Namun, Walhi Jawa Barat mengkhawatirkan bahwa pembangunan yang berorientasi pada laju investasi tinggi tanpa memperhatikan keberlanjutan lingkungan. Menurut mereka, hal ini justru akan memperburuk kondisi ekologis di provinsi ini.

Wahyudin mengatakan, berdasarkan pengalaman dari pemerintahan sebelumnya, investasi yang tidak berlandaskan pada prinsip keberlanjutan menyebabkan kerusakan lingkungan yang semakin meluas.

Pulihkan Lingkungan 

Kendati demikian, untuk mengatasi dampak kerusakan lingkungan yang semakin parah, Walhi Jawa Barat menekankan pentingnya rehabilitasi hutan sebagai solusi strategis. Pembangunan yang lebih memperhatikan aspek keberlanjutan dan kelestarian alam sangat perlu untuk menjaga ekosistem dan kehidupan masyarakat.
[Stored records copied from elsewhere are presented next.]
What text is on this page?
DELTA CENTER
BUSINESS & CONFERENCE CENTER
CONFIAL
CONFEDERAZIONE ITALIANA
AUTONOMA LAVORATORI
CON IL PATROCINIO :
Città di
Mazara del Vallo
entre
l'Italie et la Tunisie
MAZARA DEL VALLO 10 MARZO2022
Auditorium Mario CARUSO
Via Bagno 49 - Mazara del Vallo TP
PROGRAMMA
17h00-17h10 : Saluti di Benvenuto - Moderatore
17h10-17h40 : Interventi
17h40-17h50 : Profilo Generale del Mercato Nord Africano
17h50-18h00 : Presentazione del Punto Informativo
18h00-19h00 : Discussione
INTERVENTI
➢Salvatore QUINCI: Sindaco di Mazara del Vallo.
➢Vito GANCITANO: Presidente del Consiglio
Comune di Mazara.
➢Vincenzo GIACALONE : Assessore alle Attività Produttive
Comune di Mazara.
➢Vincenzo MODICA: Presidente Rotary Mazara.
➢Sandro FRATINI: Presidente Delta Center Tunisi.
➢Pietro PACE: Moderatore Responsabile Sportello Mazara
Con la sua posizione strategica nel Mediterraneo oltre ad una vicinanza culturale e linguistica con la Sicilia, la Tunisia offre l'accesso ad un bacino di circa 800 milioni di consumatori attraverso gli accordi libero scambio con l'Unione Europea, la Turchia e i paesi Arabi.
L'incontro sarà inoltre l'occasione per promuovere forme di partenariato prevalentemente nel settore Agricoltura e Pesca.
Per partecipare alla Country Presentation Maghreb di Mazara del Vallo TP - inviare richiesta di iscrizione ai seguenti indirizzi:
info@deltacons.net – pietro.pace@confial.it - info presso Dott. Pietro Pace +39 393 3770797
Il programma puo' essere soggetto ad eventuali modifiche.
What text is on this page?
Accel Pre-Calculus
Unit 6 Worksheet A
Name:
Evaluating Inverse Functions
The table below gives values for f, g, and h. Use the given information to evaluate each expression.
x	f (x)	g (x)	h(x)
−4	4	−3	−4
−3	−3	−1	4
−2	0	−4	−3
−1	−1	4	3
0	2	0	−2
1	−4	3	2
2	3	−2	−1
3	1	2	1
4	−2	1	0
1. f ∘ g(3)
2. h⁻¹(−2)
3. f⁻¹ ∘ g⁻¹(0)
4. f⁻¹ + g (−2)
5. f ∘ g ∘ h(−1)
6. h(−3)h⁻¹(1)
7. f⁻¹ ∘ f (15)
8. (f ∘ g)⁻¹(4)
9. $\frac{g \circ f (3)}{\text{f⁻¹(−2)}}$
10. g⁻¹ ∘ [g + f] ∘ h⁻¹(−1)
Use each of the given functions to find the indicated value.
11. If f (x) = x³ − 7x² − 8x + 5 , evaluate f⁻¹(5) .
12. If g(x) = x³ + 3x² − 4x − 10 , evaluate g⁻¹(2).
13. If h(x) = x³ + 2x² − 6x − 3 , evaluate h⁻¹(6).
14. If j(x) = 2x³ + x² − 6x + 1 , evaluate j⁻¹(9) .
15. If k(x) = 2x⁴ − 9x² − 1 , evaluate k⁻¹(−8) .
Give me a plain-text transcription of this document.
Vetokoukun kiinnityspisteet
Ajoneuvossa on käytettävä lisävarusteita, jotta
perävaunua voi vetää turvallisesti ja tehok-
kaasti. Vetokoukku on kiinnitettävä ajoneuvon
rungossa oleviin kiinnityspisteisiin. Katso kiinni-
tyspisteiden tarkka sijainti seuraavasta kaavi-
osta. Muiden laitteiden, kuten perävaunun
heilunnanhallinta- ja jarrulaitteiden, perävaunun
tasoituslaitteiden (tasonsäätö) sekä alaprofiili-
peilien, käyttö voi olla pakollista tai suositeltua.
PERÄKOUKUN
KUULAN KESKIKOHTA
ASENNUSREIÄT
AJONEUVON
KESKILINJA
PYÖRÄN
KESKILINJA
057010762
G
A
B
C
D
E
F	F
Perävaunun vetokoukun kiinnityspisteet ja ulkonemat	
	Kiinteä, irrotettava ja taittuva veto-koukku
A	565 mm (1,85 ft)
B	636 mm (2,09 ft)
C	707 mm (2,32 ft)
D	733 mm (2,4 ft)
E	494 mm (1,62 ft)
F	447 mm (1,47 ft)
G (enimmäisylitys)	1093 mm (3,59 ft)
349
Wahyudin menekankan penegakan hukum yang lebih tegas terhadap pelaku perusak lingkungan. Hal itu baik pengusaha maupun aparat pemerintah, juga harus menjadi prioritas.

Dengan pendekatan pembangunan yang berorientasi pada keberlanjutan, Jawa Barat dapat menjaga kekayaan alamnya dan memperbaiki kualitas hidup warganya. Jika tidak, ancaman bencana ekologis yang lebih besar akan terus menghantui provinsi ini di masa depan.